Si vous deviez faire une recommandation humoristique, ça serait laquelle ?
Je pense forcément à Pierre Thevenoux, que je regarde depuis plusieurs années. Quand je le regarde, je me dis qu’il va tout déchirer. Il publie beaucoup de choses sur Internet, j’ai hâte qu’il perce.
Avez-vous regardé le dernier stand-up de Chris Rock, Selective Outrage, disponible sur Netflix ?
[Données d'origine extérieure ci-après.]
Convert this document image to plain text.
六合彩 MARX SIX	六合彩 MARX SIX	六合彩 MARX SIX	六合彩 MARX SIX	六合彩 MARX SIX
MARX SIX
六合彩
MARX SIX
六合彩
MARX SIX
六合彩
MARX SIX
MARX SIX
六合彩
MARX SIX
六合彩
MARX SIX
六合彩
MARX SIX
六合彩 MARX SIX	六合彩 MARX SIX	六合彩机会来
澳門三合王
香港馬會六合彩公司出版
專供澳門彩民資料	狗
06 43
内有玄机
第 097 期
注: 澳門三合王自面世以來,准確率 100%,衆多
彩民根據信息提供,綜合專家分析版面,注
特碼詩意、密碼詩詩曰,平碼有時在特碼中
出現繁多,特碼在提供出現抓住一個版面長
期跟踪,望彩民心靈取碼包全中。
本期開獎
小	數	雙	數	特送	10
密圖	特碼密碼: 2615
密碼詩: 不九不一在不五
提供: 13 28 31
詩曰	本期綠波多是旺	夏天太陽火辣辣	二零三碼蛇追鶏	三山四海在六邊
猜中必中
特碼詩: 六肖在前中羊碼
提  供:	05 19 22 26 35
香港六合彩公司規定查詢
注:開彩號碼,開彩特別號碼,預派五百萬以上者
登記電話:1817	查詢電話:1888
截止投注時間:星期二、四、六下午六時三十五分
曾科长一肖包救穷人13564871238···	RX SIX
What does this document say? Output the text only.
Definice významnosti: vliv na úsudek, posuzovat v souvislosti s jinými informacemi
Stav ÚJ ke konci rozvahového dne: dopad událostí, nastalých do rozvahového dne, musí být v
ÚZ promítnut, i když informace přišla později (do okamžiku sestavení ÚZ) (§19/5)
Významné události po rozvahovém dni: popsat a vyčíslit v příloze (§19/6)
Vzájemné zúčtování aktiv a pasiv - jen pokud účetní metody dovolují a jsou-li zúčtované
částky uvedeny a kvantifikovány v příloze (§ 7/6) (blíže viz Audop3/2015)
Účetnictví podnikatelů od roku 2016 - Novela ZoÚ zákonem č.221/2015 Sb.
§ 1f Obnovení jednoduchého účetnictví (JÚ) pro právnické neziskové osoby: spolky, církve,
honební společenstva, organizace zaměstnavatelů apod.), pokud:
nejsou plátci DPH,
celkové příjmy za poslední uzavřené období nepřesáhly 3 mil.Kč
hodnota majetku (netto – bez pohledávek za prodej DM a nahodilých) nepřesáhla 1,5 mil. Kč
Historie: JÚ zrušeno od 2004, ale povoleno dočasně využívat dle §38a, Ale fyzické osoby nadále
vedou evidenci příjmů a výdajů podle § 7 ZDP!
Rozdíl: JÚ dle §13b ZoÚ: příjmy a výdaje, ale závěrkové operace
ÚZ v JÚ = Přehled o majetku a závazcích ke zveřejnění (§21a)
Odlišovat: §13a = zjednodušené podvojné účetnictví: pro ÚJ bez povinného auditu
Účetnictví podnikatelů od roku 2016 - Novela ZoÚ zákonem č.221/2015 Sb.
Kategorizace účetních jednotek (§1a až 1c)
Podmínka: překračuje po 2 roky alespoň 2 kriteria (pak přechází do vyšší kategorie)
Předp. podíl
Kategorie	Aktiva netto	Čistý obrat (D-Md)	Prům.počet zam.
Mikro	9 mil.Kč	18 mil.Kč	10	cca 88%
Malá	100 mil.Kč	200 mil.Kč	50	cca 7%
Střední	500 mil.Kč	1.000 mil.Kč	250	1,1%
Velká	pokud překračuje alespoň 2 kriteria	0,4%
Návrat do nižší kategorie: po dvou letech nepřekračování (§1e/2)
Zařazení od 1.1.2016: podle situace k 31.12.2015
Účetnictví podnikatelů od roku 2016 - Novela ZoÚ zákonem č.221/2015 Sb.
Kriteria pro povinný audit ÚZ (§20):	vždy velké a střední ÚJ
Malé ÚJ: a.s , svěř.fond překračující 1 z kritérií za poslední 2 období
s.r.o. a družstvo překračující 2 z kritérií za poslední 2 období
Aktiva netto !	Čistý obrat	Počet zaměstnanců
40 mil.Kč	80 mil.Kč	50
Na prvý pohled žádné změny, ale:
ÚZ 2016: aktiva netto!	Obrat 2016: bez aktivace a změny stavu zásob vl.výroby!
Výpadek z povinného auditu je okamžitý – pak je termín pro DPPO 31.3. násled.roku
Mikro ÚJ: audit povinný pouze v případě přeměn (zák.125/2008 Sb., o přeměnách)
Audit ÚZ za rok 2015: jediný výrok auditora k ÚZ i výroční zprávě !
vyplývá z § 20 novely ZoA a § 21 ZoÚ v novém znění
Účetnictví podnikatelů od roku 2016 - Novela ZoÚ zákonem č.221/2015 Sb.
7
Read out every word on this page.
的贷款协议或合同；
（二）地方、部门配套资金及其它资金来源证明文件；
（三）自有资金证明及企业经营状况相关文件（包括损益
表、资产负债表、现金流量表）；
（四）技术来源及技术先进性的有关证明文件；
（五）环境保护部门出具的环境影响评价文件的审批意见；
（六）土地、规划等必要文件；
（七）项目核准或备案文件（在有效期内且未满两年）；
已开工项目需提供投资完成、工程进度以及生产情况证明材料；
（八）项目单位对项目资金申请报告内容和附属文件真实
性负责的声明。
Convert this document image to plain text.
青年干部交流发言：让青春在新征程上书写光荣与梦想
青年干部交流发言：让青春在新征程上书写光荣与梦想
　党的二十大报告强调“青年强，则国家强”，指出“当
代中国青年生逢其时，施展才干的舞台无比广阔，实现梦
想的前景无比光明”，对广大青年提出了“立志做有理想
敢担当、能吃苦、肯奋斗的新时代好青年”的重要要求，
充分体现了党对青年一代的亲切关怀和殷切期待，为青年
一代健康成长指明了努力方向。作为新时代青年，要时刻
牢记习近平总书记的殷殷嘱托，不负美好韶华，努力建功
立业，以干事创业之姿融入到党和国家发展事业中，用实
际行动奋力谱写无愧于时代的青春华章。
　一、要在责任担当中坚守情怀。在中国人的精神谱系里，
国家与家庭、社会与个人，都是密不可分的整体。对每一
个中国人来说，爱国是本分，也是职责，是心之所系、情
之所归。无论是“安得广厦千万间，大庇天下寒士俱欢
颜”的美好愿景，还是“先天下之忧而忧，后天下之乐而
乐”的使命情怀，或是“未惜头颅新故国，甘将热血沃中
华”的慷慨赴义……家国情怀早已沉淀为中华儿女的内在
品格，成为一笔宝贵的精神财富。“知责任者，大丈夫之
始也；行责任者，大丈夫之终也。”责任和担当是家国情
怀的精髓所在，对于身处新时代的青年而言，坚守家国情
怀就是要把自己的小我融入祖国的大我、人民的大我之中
Je l’ai vu, il est pas mal. Parmi les derniers stand-up qui sont sortis sur Netflix avec Dave Chappelle, Ricky Gervais et Chris Rock, c’est celui de Chris Rock que j’ai préféré. Ça reste drôle. Mais il y a quelque chose qui s’est passé ces dernières années, ça devient un peu trop politique… Je suis militant sur le fait que quand on est humoriste, notre but principal c’est de faire rire. Parfois, on risque de tomber dans le côté “donneur de leçon”, sans être drôle. J’avoue que je prends un peu moins de plaisir à regarder ces grands noms du stand-up à cause de cet aspect-là. Mais je dois avouer que Chris Rock, comme ça faisait un moment qu’il n’avait rien sorti, j’ai bien aimé son spectacle. Bref, vous l’aurez compris, je pourrais parler de stand-up pendant des heures !
BisouBye, de Paul Taylor, à la Nouvelle Eve (Paris) jusqu’au 1er avril 2023 et en tournée dans toute la France à partir du 4 avril 2023.